Cyclic Solvent Process

Imperial Oil Resources Limited


Project Type

Demonstration

Project Value

$91,300,000

Project Status

Completed

Location

Cold Lake, AB

Funding Amount

$10,000,000

Alternative Bitumen Extraction Technology

Funded through Round 4: Carbon Capture plus Energy Technology in 2012, Imperial Oil Resources Ltd. conducted a pilot demonstration of the non-thermal, in-situ bitumen recovery process, called Cyclic Solvent Process (CSP). The project was completed in 2018 and assessed the commercial viability of CSP and cost-effective deployment of the technology.

CSP utilizes injected solvent to reduce the viscosity of the bitumen, enabling its production from the sub-surface. The liquid-phase solvent is injected into a horizontal well in a cyclic manner. Following injection, pressure is reduced, and the mixture of solvent and bitumen flows back to the same horizontal well and is produced to surface using artificial lift. Because CSP is a non-thermal process, it avoids the key challenges associated with traditional thermal processes, including cyclic steam stimulation (CSS) and steam assisted gravity drainage (SAGD). Two of these key challenges are the production of greenhouse gases (GHGs) arising from burning natural gas to produce steam, as well as lower thermal inefficiencies, which limit applicability to thinner and/or lower bitumen saturation reservoirs. CSP’s GHG intensity reduction of about 80 per cent compared to CSS may expand its application to reservoirs where a steam-based process would ordinarily be considered. Beyond the GHG benefits, CSP requires almost no water and represents a water-conscious bitumen extraction process, as it does not utilize steam.

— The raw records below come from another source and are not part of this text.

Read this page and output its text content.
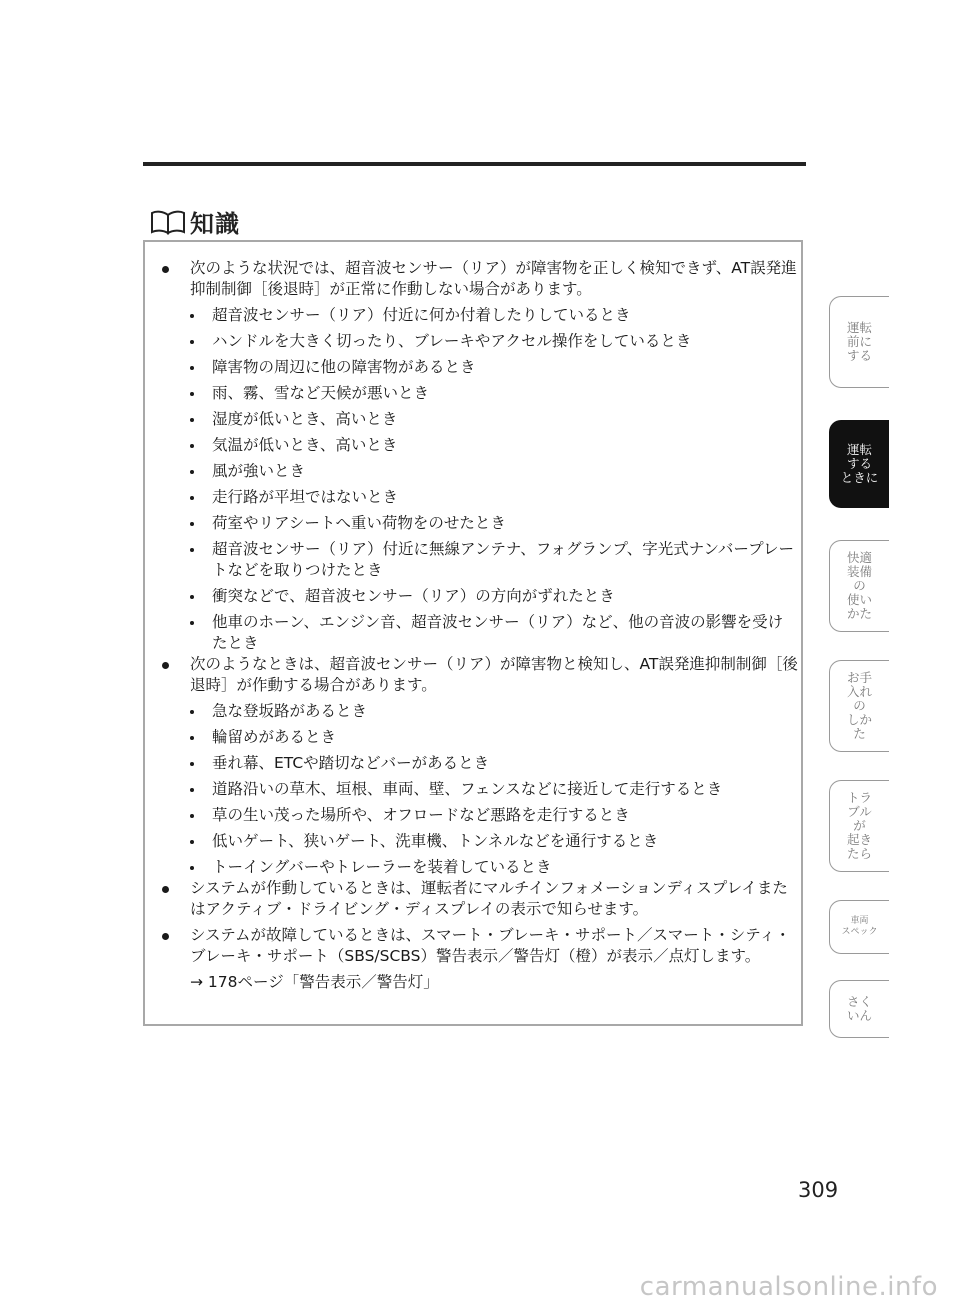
知識
次のような状況では、超音波センサー（リア）が障害物を正しく検知できず、AT誤発進抑制制御［後退時］が正常に作動しない場合があります。
超音波センサー（リア）付近に何か付着したりしているとき
ハンドルを大きく切ったり、ブレーキやアクセル操作をしているとき
障害物の周辺に他の障害物があるとき
雨、霧、雪など天候が悪いとき
湿度が低いとき、高いとき
気温が低いとき、高いとき
風が強いとき
走行路が平坦ではないとき
荷室やリアシートへ重い荷物をのせたとき
超音波センサー（リア）付近に無線アンテナ、フォグランプ、字光式ナンバープレートなどを取りつけたとき
衝突などで、超音波センサー（リア）の方向がずれたとき
他車のホーン、エンジン音、超音波センサー（リア）など、他の音波の影響を受けたとき
次のようなときは、超音波センサー（リア）が障害物と検知し、AT誤発進抑制制御［後退時］が作動する場合があります。
急な登坂路があるとき
輪留めがあるとき
垂れ幕、ETCや踏切などバーがあるとき
道路沿いの草木、垣根、車両、壁、フェンスなどに接近して走行するとき
草の生い茂った場所や、オフロードなど悪路を走行するとき
低いゲート、狭いゲート、洗車機、トンネルなどを通行するとき
トーイングバーやトレーラーを装着しているとき
システムが作動しているときは、運転者にマルチインフォメーションディスプレイまたはアクティブ・ドライビング・ディスプレイの表示で知らせます。
システムが故障しているときは、スマート・ブレーキ・サポート／スマート・シティ・ブレーキ・サポート（SBS/SCBS）警告表示／警告灯（橙）が表示／点灯します。
→ 178ページ「警告表示／警告灯」
運転
前に
する
運転
する
ときに
快適
装備
の
使い
かた
お手
入れ
の
しか
た
トラ
ブル
が
起き
たら
車両
スペック
さく
いん
309
carmanualsonline.info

Early-Stage Challenges Inform Future Operations

The project experienced challenges in the early stages of the pilot that were eventually overcome. Specifically, the surface lines and the production pipeline experienced clogging with heavy liquid during the early pilot operation. The project team resolved this by replacing diluent with a flow-assurance solvent. This reduced the formation of heavy liquid at the pilot conditions, preventing future plugging. Additionally, inadequate methanol treatment and residual water from commissioning activates led to hydrate formation within the production pipeline. Gas hydrates are crystalline compounds that occur when small gas molecules contact with water at certain temperatures and pressures. The project team performed a hydrate removal procedure, which was successful. These initial challenges helped the technology become more commercially viable from a reservoir and operational perspective. In addition, these important learnings will directly influence future commercial design choices.

What’s next?

The CSP project demonstrated a solvent-only recovery process, building on existing and ongoing solvent-assisted processes in the Cold Lake region. CSP could be a solvent-only technology commercialized in the future, but in the meantime, Imperial continues to commercialize solvent-assisted processes at some of its operations to help reduce GHGs and water consumption.